On Joe Biden's Cancer, What Did The White House Know And When Did They Know It?
We need and deserve answers
Despite all the other news in the world, there’s only one story in Washington today, and it’s the stunning announcement of Joe Biden’s advanced cancer diagnosis — and all the thorny questions that emerge from it.
Dr. Steven Quay writes that the official story just doesn’t pass muster:
Prostate cancer is the easiest cancer to diagnose. The PSA blood test shows the rate of cancer cell growth. Even with the most aggressive form, it is a 5-7 year journey without treatment before it becomes metastatic. Meaning, it would be malpractice for this patient to show up and be first diagnosed with metastatic disease in May 2025. It is highly likely he was carrying a diagnosis of prostate cancer throughout his White House tenure and the American people were uninformed.
Should it have been caught earlier?
Yes. Localized prostate cancer is often curable. Once it escapes the capsule and spreads, we shift from cure to containment. A missed or delayed diagnosis is a critical failure point.
Is this rare?
About 10-15 percent of prostate cancers are diagnosed first at stage IV, when it is in the bones like this is. Among men over 80, especially those with inconsistent screening, it’s more common. Again, for a president of the United States to be diagnosed with metastatic prostate cancer is malpractice, in my opinion.
What is the modern treatment for metastatic prostate cancer, and what should patients expect in terms of side effects?
Today’s treatment for metastatic prostate cancer isn’t your grandfather’s medicine cabinet. It’s a high-tech playbook combining hormone suppression, precision radiation, smart drugs and sometimes immunotherapy. The first step usually shuts down testosterone, because this hormone fuels prostate cancer like gasoline on a fire. That’s done through drugs or injections called androgen deprivation therapy (ADT). Then, a second-line agent, think of it as a smarter missile, is added. Drugs like enzalutamide or abiraterone block the cancer’s ability to rewire itself and keep growing.
But this isn’t without cost. Common side effects include fatigue, hot flashes, weakened bones and a drop in sexual function. Some treatments can affect the liver or raise blood pressure. It’s a trade-off: extra years of life, but with closer medical supervision and adjustments along the way. Still, with today’s tools, many men live for years after diagnosis; active, engaged, and very much still in the fight.

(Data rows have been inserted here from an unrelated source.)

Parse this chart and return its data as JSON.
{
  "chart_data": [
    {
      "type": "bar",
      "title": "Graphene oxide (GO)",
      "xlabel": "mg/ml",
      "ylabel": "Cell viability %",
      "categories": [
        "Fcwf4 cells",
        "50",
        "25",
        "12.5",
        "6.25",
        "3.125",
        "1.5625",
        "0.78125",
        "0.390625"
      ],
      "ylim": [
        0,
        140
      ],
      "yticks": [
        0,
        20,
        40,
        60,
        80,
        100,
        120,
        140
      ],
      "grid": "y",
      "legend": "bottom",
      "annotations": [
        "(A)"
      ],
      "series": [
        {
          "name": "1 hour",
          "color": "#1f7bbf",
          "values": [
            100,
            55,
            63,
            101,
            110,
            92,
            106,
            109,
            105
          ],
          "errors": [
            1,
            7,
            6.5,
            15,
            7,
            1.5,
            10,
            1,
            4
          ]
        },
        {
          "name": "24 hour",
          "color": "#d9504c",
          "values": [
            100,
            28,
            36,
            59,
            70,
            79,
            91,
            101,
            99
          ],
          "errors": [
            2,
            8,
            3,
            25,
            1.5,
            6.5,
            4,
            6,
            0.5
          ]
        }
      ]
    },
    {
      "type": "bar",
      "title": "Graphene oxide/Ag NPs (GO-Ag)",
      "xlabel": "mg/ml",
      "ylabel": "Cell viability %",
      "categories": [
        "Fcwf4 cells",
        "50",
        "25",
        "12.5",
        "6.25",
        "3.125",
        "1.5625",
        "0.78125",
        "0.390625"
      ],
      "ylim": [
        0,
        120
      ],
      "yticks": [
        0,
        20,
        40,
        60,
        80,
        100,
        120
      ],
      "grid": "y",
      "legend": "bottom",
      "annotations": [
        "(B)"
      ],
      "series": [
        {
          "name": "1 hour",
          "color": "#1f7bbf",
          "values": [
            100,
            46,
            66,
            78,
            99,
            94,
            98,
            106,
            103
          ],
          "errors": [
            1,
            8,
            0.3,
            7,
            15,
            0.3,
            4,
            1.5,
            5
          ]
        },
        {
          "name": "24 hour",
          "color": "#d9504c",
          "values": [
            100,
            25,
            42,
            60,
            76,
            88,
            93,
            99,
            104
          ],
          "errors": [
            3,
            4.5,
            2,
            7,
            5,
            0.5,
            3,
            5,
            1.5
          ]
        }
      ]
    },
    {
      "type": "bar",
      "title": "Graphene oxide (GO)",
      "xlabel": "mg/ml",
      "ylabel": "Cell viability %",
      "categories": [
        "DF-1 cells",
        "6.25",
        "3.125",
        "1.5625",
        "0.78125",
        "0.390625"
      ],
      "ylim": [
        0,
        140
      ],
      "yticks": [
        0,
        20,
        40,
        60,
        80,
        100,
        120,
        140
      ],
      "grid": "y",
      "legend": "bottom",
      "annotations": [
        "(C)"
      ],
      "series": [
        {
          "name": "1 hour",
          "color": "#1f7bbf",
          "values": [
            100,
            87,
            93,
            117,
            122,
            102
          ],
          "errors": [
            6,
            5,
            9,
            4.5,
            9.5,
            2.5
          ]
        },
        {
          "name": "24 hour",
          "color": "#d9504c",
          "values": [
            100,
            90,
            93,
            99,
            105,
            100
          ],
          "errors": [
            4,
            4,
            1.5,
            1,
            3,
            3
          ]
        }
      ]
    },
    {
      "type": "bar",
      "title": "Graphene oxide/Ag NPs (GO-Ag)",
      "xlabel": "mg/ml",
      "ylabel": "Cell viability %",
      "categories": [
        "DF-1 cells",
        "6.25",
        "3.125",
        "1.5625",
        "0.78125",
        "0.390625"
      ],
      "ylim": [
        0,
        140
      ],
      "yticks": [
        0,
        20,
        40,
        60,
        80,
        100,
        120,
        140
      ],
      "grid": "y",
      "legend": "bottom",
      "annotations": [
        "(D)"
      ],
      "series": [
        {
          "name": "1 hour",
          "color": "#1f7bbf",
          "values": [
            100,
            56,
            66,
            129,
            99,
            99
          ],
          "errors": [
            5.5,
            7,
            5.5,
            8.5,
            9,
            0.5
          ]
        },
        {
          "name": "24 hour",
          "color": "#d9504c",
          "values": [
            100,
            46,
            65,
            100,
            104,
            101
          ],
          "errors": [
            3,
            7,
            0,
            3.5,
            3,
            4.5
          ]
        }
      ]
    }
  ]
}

The announcement of former president Joe Biden’s diagnosis for advanced prostate cancer is of course a sad event, as it would be with any president’s cancer diagnosis. For the human side, the prayers and sympathies of the nation should be with him and his family. But coming as it does after years of hiding the true nature of Biden’s health – including repeated lies told by his staff, family and those closest to him to the American people – it should lead to even more questions about the truth of his condition, and what we were not told as voters who deserve to trust our top institutions to be honest to us.

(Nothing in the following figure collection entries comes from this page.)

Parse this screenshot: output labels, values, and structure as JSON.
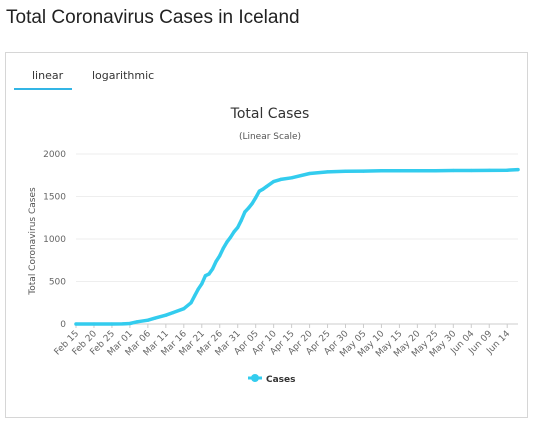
{
  "page": {
    "title": "Total Coronavirus Cases in Iceland"
  },
  "tabs": [
    {
      "label": "linear",
      "active": true
    },
    {
      "label": "logarithmic",
      "active": false
    }
  ],
  "colors": {
    "series": "#33ccee",
    "accent": "#33b5e5",
    "grid": "#eeeeee"
  },
  "chart_data": {
    "type": "line",
    "title": "Total Cases",
    "subtitle": "(Linear Scale)",
    "ylabel": "Total Coronavirus Cases",
    "xlabel": "",
    "ylim": [
      0,
      2000
    ],
    "yticks": [
      0,
      500,
      1000,
      1500,
      2000
    ],
    "grid": true,
    "legend": "bottom-center",
    "xticks": [
      "Feb 15",
      "Feb 20",
      "Feb 25",
      "Mar 01",
      "Mar 06",
      "Mar 11",
      "Mar 16",
      "Mar 21",
      "Mar 26",
      "Mar 31",
      "Apr 05",
      "Apr 10",
      "Apr 15",
      "Apr 20",
      "Apr 25",
      "Apr 30",
      "May 05",
      "May 10",
      "May 15",
      "May 20",
      "May 25",
      "May 30",
      "Jun 04",
      "Jun 09",
      "Jun 14"
    ],
    "series": [
      {
        "name": "Cases",
        "x": [
          "Feb 15",
          "Feb 20",
          "Feb 25",
          "Feb 28",
          "Mar 01",
          "Mar 03",
          "Mar 06",
          "Mar 08",
          "Mar 11",
          "Mar 13",
          "Mar 16",
          "Mar 18",
          "Mar 19",
          "Mar 20",
          "Mar 21",
          "Mar 22",
          "Mar 23",
          "Mar 24",
          "Mar 25",
          "Mar 26",
          "Mar 27",
          "Mar 28",
          "Mar 29",
          "Mar 30",
          "Mar 31",
          "Apr 01",
          "Apr 02",
          "Apr 03",
          "Apr 04",
          "Apr 05",
          "Apr 06",
          "Apr 07",
          "Apr 08",
          "Apr 10",
          "Apr 12",
          "Apr 15",
          "Apr 20",
          "Apr 25",
          "Apr 30",
          "May 05",
          "May 10",
          "May 15",
          "May 20",
          "May 25",
          "May 30",
          "Jun 04",
          "Jun 09",
          "Jun 14",
          "Jun 17"
        ],
        "values": [
          0,
          0,
          0,
          1,
          6,
          26,
          45,
          69,
          103,
          134,
          180,
          250,
          330,
          409,
          473,
          568,
          588,
          648,
          737,
          802,
          890,
          963,
          1020,
          1086,
          1135,
          1220,
          1319,
          1364,
          1417,
          1486,
          1562,
          1586,
          1616,
          1675,
          1701,
          1720,
          1771,
          1789,
          1797,
          1799,
          1802,
          1802,
          1803,
          1804,
          1806,
          1806,
          1807,
          1810,
          1816
        ]
      }
    ]
  }
}
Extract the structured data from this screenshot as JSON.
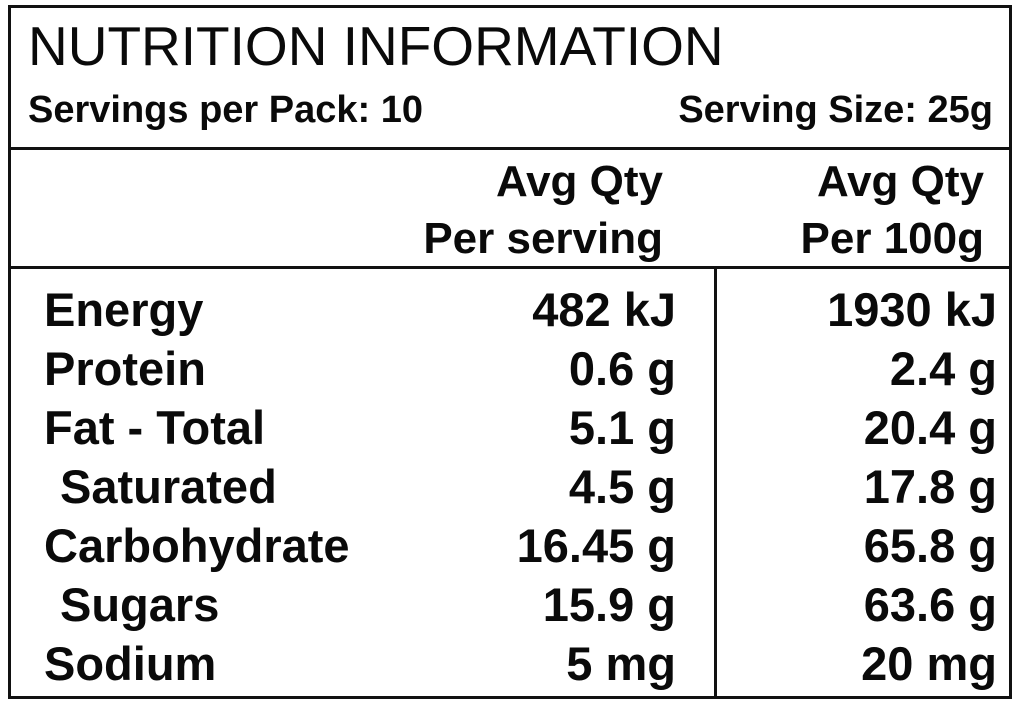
{
  "panel": {
    "title": "NUTRITION INFORMATION",
    "servings_per_pack": "Servings per Pack: 10",
    "serving_size": "Serving Size: 25g"
  },
  "columns": {
    "per_serving": {
      "line1": "Avg Qty",
      "line2": "Per serving"
    },
    "per_100g": {
      "line1": "Avg Qty",
      "line2": "Per 100g"
    }
  },
  "rows": [
    {
      "label": "Energy",
      "per_serving": "482 kJ",
      "per_100g": "1930 kJ"
    },
    {
      "label": "Protein",
      "per_serving": "0.6 g",
      "per_100g": "2.4 g"
    },
    {
      "label": "Fat - Total",
      "per_serving": "5.1 g",
      "per_100g": "20.4 g"
    },
    {
      "label": "Saturated",
      "per_serving": "4.5 g",
      "per_100g": "17.8 g"
    },
    {
      "label": "Carbohydrate",
      "per_serving": "16.45 g",
      "per_100g": "65.8 g"
    },
    {
      "label": "Sugars",
      "per_serving": "15.9 g",
      "per_100g": "63.6 g"
    },
    {
      "label": "Sodium",
      "per_serving": "5 mg",
      "per_100g": "20 mg"
    }
  ]
}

The natural inclination is to believe the announcement itself is suspiciously timed, coming as it does between the release of the damning Robert Hur audio and the much-hyped book by Alex Thompson and Jake Tapper about the Biden cover-up. But setting that aside, the deeper concern should be the need to know how long this was going on, why the public notes from the president’s medical team made no mention of it and if and when the president began treatment for the disease.
Washington is used to assuming that details about the president’s health are fudged and often massaged in a more positive direction. Who can forget the hour-long press conference that elevated White House physician (now Republican Congressman) Ronny Jackson to the heights of mockery for his positive reports about President Trump’s health status? But for something like prostate cancer to go unreported, if it truly had been previously diagnosed or was spotted while the president was in office, is utterly unacceptable.

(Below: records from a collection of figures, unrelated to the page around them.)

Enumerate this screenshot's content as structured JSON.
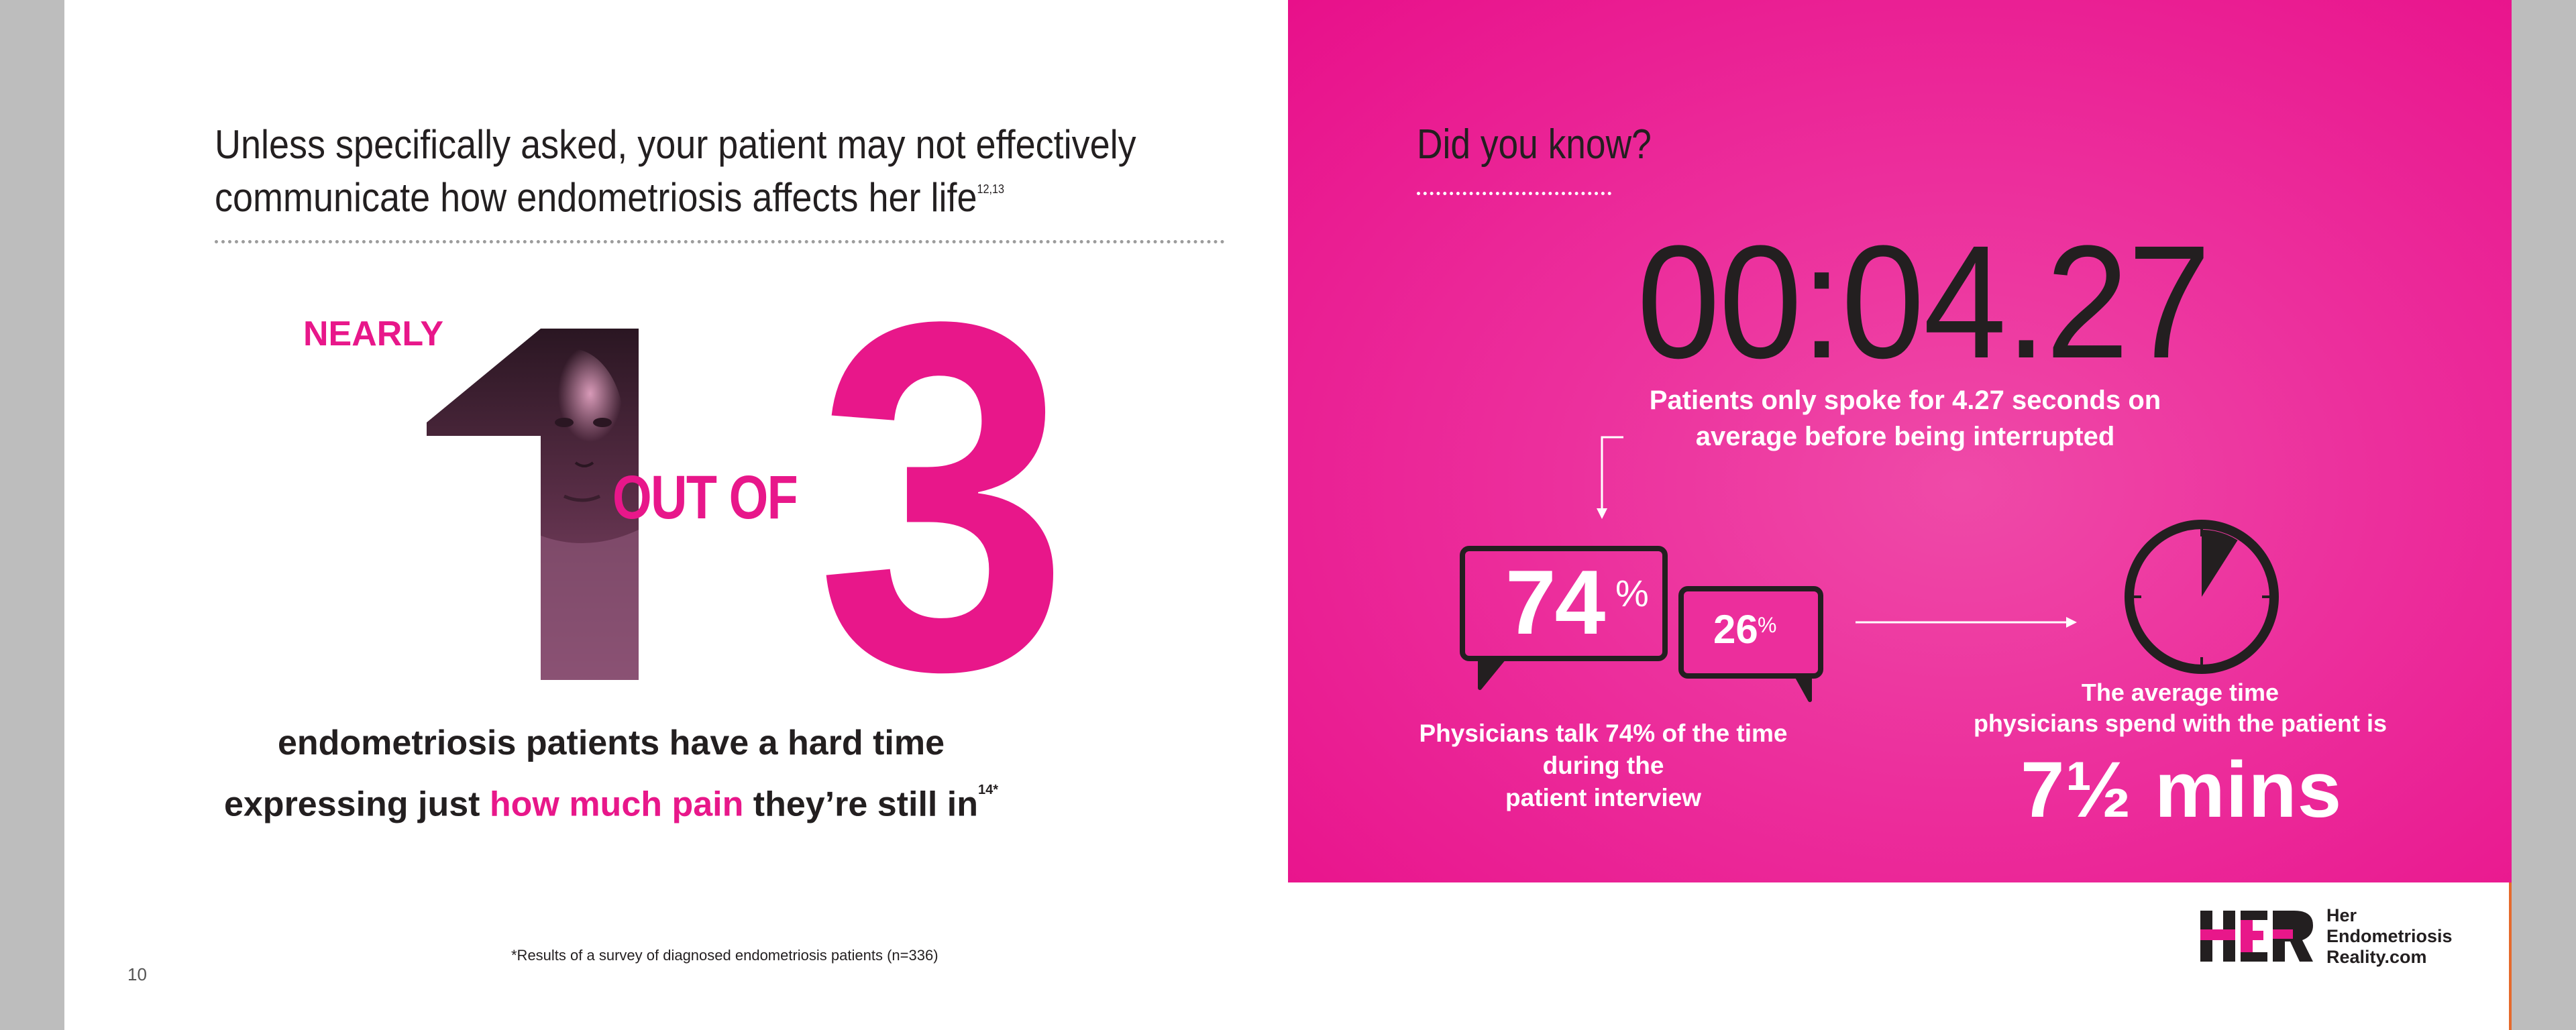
{
  "left_page": {
    "heading_line1": "Unless specifically asked, your patient may not effectively",
    "heading_line2": "communicate how endometriosis affects her life",
    "heading_sup": "12,13",
    "nearly": "NEARLY",
    "out_of": "OUT OF",
    "big_three": "3",
    "caption_line1": "endometriosis patients have a hard time",
    "caption_prefix": "expressing just ",
    "caption_highlight": "how much pain",
    "caption_suffix": " they’re still in",
    "caption_sup": "14*",
    "footnote": "*Results of a survey of diagnosed endometriosis patients (n=336)",
    "page_number": "10"
  },
  "right_page": {
    "title": "Did you know?",
    "timer": "00:04.27",
    "timer_caption_line1": "Patients only spoke for 4.27 seconds on",
    "timer_caption_line2": "average before being interrupted",
    "physician_pct": "74",
    "patient_pct": "26",
    "pct_symbol": "%",
    "bubble_caption_line1": "Physicians talk 74% of the time during the",
    "bubble_caption_line2": "patient interview",
    "time_caption_line1": "The average time",
    "time_caption_line2": "physicians spend with the patient is",
    "average_time": "7½ mins",
    "clock_fill_fraction": 0.09
  },
  "logo": {
    "line1": "Her",
    "line2": "Endometriosis",
    "line3": "Reality.com"
  },
  "colors": {
    "brand_pink": "#e8178a",
    "text_dark": "#231f20",
    "panel_pink": "#ec2e9c"
  }
}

The Democratic party has been rocked in recent years by one incident after another where they have tried to hide the truth from the American people, and this scandal – and it is a scandal – will do them no favors in rebuilding institutional trust. Besides the obvious negative reaction here surrounding the Biden-Harris administration, Democratic leaders and their supporters in the media need to understand the gift they continually offer up to the Republicans, who can repeatedly claim, as President Trump does, that they are the party of transparency. That’s why bipartisan calls for more honesty about the president’s true medical condition are so important, and they shouldn’t stop out of sympathy for a family that has already been through so much. This can’t be allowed to happen again.
As Senator Chris Murphy of Connecticut admitted on Meet the Press Sunday, Democrats brought the second Trump presidency on themselves: “I think we all bear responsibility. Listen, and I think, you know, we maybe didn’t listen as early as we should have, in part because we have immense loyalty to this man… But ultimately, in retrospect, you can’t defend what the Democratic party did because we are stuck with a mad man, with a corrupt president in the Oval Office, and we should have given ourselves a better chance to win.”